“Io uccido” di Giorgio Faletti: mi è piaciuto a metà
“Io uccido” di Giorgio Faletti è uno di quei romanzi che dividono. C’è, e l’ho potuto constatare dai messaggi che mi sono arrivati su Instagram, chi l’ha amato molto e chi, invece, ha storto il naso quando ho condiviso che lo stavo leggendo.
Mi è piaciuto? A metà.
La scrittura di Faletti non mi è dispiaciuta, ma credo anche che in certi momenti si perda un po’ troppo, e che si inerpichi alla ricerca di una formalità di tono e di stile che stride con il genere narrato. Credo che un thriller di questo tipo, specie se ha la pretesa di essere così ricco di eventi e personaggi, debba tenere sempre alto il ritmo, non debba prendersi troppe “pause”, per così dire, mentre Faletti spesso si abbandona in un contorno dilatato, a volte troppo formale, finendo per essere troppo prolisso.
Devo dire che da questo punto di vista Diego Ribon, che legge “Io uccido” su Audible ha reso perfettamente lo stile dell’autore. Anche lui ha una cadenza dilatata, a volte, passatemi il termine, sembra quasi svogliata, un po’ impigrita, davvero in linea con il modo in cui Faletti tesse la sua narrazione.
Ma credetemi se vi dico che Diego Ribon non è mai noioso, anzi. Il suo modo di scandire e articolare le parole è stato indispensabile per non perdere mai il filo, e poi credo che la sua voce sia perfetta da associare a Frank Ottobre, l’agente dell’FBI che si trova invischiato nella storia narrata in “Io uccido”.
Per quanto riguarda la trama, molte volte mi sono ritrovata a pensare: “Ora succede questo”, e puntualmente si è verificato. E non perché io abbia la palla di vetro, ma perché alcune scene, o per meglio dire, alcuni “colpi di scena”, erano abbastanza prevedibili. Purtroppo, lasciare di stucco un lettore forte di gialli e thriller è davvero arduo.
Solo verso il finale ho avuto una piacevole sorpresa. Di norma, l’epico scontro finale tra bene e male si svolge secondo le più note modalità, mentre qui Faletti ha introdotto un elemento che scompiglia le carte, che sposta l’attenzione, e che pone la parola fine in un modo inconsueto.

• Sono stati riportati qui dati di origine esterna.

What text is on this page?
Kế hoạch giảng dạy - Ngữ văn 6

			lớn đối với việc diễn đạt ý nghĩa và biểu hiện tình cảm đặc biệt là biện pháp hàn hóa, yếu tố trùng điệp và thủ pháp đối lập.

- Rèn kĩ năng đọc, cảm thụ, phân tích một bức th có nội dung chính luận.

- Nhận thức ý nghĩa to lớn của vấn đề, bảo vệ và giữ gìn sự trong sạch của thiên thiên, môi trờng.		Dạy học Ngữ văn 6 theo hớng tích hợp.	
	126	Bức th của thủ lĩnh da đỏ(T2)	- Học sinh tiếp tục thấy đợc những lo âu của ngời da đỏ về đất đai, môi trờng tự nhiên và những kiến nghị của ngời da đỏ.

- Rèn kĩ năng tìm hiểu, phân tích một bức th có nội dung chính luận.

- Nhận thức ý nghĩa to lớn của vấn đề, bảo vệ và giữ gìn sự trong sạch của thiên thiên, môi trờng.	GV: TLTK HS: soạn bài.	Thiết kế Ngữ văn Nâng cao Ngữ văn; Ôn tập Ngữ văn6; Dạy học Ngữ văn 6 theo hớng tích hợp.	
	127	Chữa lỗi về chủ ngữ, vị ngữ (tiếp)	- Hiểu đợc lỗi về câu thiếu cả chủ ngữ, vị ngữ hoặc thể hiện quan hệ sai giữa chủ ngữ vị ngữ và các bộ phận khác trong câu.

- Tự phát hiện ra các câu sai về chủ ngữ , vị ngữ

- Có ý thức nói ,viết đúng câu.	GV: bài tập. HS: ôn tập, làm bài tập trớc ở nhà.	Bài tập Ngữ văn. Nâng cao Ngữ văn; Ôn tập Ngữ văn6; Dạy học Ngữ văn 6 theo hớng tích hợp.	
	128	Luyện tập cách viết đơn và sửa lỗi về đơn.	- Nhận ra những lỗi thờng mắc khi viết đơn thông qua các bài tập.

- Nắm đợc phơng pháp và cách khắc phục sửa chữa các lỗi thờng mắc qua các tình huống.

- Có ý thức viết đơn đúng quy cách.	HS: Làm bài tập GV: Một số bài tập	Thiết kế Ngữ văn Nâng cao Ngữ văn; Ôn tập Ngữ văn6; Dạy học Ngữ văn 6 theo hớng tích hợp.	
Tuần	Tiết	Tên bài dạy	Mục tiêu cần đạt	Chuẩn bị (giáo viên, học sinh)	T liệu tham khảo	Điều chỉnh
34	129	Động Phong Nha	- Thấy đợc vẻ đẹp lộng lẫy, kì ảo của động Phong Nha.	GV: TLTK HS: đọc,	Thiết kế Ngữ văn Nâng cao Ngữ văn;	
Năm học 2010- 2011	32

C’è chi ha apprezzato molto il modo in cui l’autore di “Io uccido” riesca a entrare tra le pieghe emotive dei (tanti) personaggi che incontriamo lungo la narrazione. Da parte mia, se in alcuni casi ho apprezzato le descrizioni più dettagliate, in altri, come dicevo prima, le ho trovate troppo lunghe, in alcuni casi ridondanti.
Ero curiosa di leggere il tanto discusso romanzo di Giorgio Faletti e sono contenta di averlo fatto, anche per poter dire la mia. Ma non credo che continuerò con gli altri suoi romanzi.